Barbara: Auch wenn so ein Almleben entspannt klingt, fällt ja viel Arbeit an. Du musst die Kühe und Schweine versorgen, die Milch zu Butter, Käse, Joghurt und Sahne verarbeiten und die Gäste bewirtschaften. Und du lebst und arbeitest du auf engstem Raum mit 4 Almhelferinnen zusammen. Sind da nicht Konflikte vorprogrammiert?
Florian Meister: Ja, es gibt hohes Konfliktpotential, weil unsere Arbeiten in einander greifen, wir voneinander abhängig sind. Besonders am Anfang der Almzeit, wenn es sehr viel Arbeit gibt, die Kühe noch genauso wenig mit der Umgebung vertraut sind, wie wir, die Milchmenge am größten ist und Arbeiten anfallen, die im Laufe des Sommers weniger werden, ist es nicht immer einfach.
Barbara: In der Schweiz gibt es ein Almnottelefon, dass Almbauern hilfreich zur Seite steht, wenn jemand im Streit das Team verlassen hat, die Milch dringend verarbeitet werden muss und schnell eine Arbeitshilfe gebraucht wird. Musstest du auch schon mal das Almnottelefon in Anspruch nehmen?

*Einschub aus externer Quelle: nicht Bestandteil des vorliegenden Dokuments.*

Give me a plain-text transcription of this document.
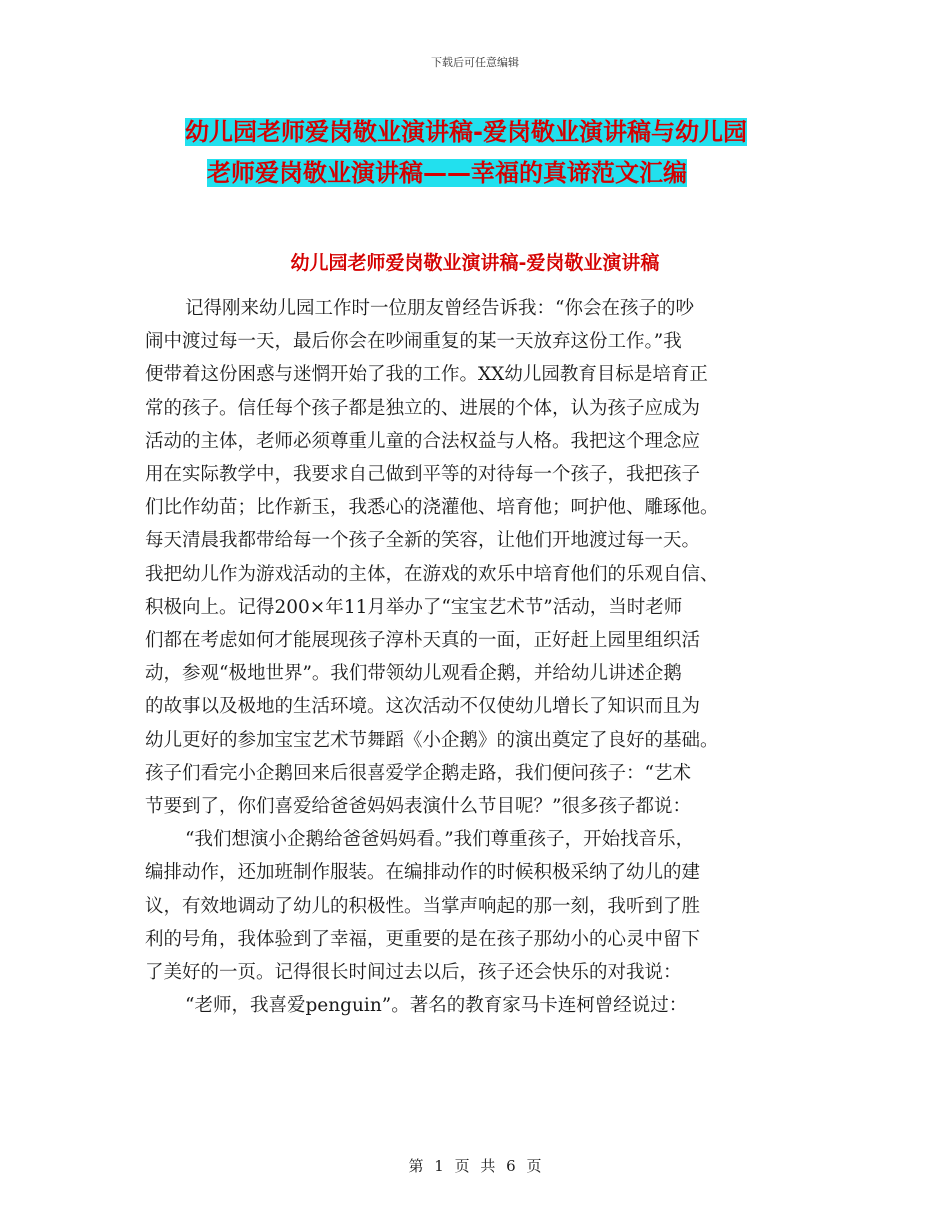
下载后可任意编辑
幼儿园老师爱岗敬业演讲稿-爱岗敬业演讲稿与幼儿园
老师爱岗敬业演讲稿——幸福的真谛范文汇编
幼儿园老师爱岗敬业演讲稿-爱岗敬业演讲稿
记得刚来幼儿园工作时一位朋友曾经告诉我：“你会在孩子的吵
闹中渡过每一天，最后你会在吵闹重复的某一天放弃这份工作。”我
便带着这份困惑与迷惘开始了我的工作。XX幼儿园教育目标是培育正
常的孩子。信任每个孩子都是独立的、进展的个体，认为孩子应成为
活动的主体，老师必须尊重儿童的合法权益与人格。我把这个理念应
用在实际教学中，我要求自己做到平等的对待每一个孩子，我把孩子
们比作幼苗；比作新玉，我悉心的浇灌他、培育他；呵护他、雕琢他。
每天清晨我都带给每一个孩子全新的笑容，让他们开地渡过每一天。
我把幼儿作为游戏活动的主体，在游戏的欢乐中培育他们的乐观自信、
积极向上。记得200×年11月举办了“宝宝艺术节”活动，当时老师
们都在考虑如何才能展现孩子淳朴天真的一面，正好赶上园里组织活
动，参观“极地世界”。我们带领幼儿观看企鹅，并给幼儿讲述企鹅
的故事以及极地的生活环境。这次活动不仅使幼儿增长了知识而且为
幼儿更好的参加宝宝艺术节舞蹈《小企鹅》的演出奠定了良好的基础。
孩子们看完小企鹅回来后很喜爱学企鹅走路，我们便问孩子：“艺术
节要到了，你们喜爱给爸爸妈妈表演什么节目呢？”很多孩子都说：
“我们想演小企鹅给爸爸妈妈看。”我们尊重孩子，开始找音乐，
编排动作，还加班制作服装。在编排动作的时候积极采纳了幼儿的建
议，有效地调动了幼儿的积极性。当掌声响起的那一刻，我听到了胜
利的号角，我体验到了幸福，更重要的是在孩子那幼小的心灵中留下
了美好的一页。记得很长时间过去以后，孩子还会快乐的对我说：
“老师，我喜爱penguin”。著名的教育家马卡连柯曾经说过：
第 1 页 共 6 页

Florian Meister: Nein, Gott sei Dank nicht. Natürlich schaue ich vorher genau, ob jemand für das Almleben geeignet ist. Nur lässt sich das nicht immer im Voraus genau feststellen. Die meisten Macken und Schwierigkeiten zeigen sich erst nach Wochen. Jeder Mitarbeiter hier muss sich vorher bewusst sein, dass das Almleben sehr extrem ist. Du musst dich zurücknehmen und fünf gerade sein lassen können. Sonst funktioniert das nicht. Auch die Offenheit über Spannungen uneingeschränkt reden zu können, eine gewisse Fähigkeit zur Selbstkritik und Reflektion sind eine wichtige Vorraussetzung. Wir setzen uns einmal in der Woche zusammen, um über alles zu sprechen. Jeder erzählt, wie es ihm geht und über die nötigen Veränderungen der Arbeitsabläufe. Oftmals sind die Gespräche kurz, manchmal dauern sie aber Stunden. Es gab auch schon Tränen. Natürlich hat mich auch schon einmal der ein oder andere genervt. Aber wir haben überwiegend eine wundervolle gemeinsame Zeit und vor allem viel Spaß miteinander.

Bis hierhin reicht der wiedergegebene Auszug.